Located along the south coast of South Africa, the Park is renowned for its diverse natural beauty. Its landscape consists of evergreen temperate forests, rocky beaches with warm Indian Ocean waters, tall cliffs, and forest floors covered in mosses and ferns. Look out for monkeys, genets, otters, and even leopards. From June to December, you’ll also been able to spot whales and dolphins along the shore. Dotted along the forests are coastal towns like Knysna and Plettenberg Bay where you can eat fresh oysters and drink locally brewed beer.

Kruger National Park

Protecting the South African lowveld, a subtropical region of savanna, this National Park is inhabited by 336 different species of trees, 49 species of fish, 507 species of birds, and 147 species of mammals, including elephants, hyenas, impalas, blue wildebeest, kudu, cheetahs, and lions. The Park also contains numerous rock paintings and archaeological sites.

Mountain Zebra National Park

Established in order to protect a dwindling mountain zebra population, the Park is a conservation success story. Working with local landowners, who donated zebras from their farms, the Cape Mountain Zebra population was slowly brought back from near extinction. Today their numbers are healthy enough for some zebras to be relocated to re-establish herds elsewhere. The endangered black rhino and cheetah have also been re-introduced to the area.

Namaqua National Park

Birds and butterflies dance amidst valleys filled with Namaqualand daisies and vygie, a succulent with neon-bright flowers. You might also spot a Namaqua speckled padloper, the worlds smallest turtle, or even a baboon.
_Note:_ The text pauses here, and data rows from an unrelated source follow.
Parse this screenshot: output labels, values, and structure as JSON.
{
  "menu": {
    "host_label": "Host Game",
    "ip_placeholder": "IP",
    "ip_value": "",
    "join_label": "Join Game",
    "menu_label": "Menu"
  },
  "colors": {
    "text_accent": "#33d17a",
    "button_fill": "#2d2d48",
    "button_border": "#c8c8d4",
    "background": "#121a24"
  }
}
Table Mountain National Park

A mountain chain that descends down to beautiful white sand beaches, Table Mountain National Park offers sweeping views of Cape Town. Hiking, angling, cycling, and surfing can all be enjoyed at the Park. Visitors should look out for elands, red hartebeests, bonteboks, and zebras. There’s a also penguin colony, home to the endangered African penguin.
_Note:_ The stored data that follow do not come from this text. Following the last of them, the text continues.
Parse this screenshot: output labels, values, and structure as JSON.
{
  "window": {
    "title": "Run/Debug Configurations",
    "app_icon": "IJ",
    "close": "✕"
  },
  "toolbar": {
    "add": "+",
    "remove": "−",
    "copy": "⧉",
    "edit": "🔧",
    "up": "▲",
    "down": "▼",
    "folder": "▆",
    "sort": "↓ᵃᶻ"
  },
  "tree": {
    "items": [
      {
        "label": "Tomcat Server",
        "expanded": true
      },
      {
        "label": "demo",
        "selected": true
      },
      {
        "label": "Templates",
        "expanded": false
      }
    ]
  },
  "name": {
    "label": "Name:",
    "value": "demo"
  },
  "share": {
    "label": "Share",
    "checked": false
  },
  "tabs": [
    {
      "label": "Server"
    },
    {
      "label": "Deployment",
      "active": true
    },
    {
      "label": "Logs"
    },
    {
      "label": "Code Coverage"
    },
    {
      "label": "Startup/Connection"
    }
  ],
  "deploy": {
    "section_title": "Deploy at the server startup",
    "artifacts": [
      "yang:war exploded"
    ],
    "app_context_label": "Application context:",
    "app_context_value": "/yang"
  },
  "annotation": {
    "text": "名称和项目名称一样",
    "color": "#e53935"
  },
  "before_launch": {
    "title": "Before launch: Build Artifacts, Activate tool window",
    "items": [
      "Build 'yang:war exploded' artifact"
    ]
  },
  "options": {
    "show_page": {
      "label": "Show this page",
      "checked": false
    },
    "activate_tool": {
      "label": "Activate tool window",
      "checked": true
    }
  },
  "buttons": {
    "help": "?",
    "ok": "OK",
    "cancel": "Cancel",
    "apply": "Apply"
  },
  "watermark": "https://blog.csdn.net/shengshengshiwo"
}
Cape Floral Region Protected Areas

Called the “hottest hot-spot” in the world for plant diversity, Cape Floral Region is made up of eight protected areas and is home to nearly 20% of Africa’s flora. There are plants with unique reproductive strategies, adaptations to fire, and interesting patterns of seed dispersal by insects, making it invaluable to science. It’s beautiful too, with a landscape full of rugged mountain passes, rivers, rapids, cascades and pools.

Maloti-Drakensberg Park

Consisting of Drakensberg National Park in South Africa and Sehlathebe National Park in Lesotho, this site is exceptionally beautiful with its caves, cliffs, and rock pools. The Park is an important habitat for endangered species such as the Cape vulture and the bearded vulture. Rock paintings by the San people, who lived here for over 4,000, can be found. The images depict animals and human figures. There are also paintings done during the 19th and 20th centuries that have been attributed to Bantu-speaking people. Drakensberg in Afrikaans means “Dragon Mountains”.

Robben Island

Between the 17th and 20th centuries, Robben Island has been used as a prison, a military base, and a hospital for socially unacceptable people. It is now a museum where you can still see the 17th quarries, the tomb of Hadije Kramat, 19th administrative buildings, WWII military structures, and the maximum-security prison used during Apartheid. The prison was closed in the 1999s when Apartheid ended and the political prisoners were freed. Its most famous prisoner was Nelson Mandela, who was incarcerated here for roughly 20 years.

!Simganaliso Wetland Park

Covering an area of 239,566 ha, its landscape consists of coral reefs, long sandy beaches, coastal dunes, lakes, swamps, and reed and papyrus wetlands. The name !Simganaliso means miracle and a wonder, the perfect name for this breath-taking place.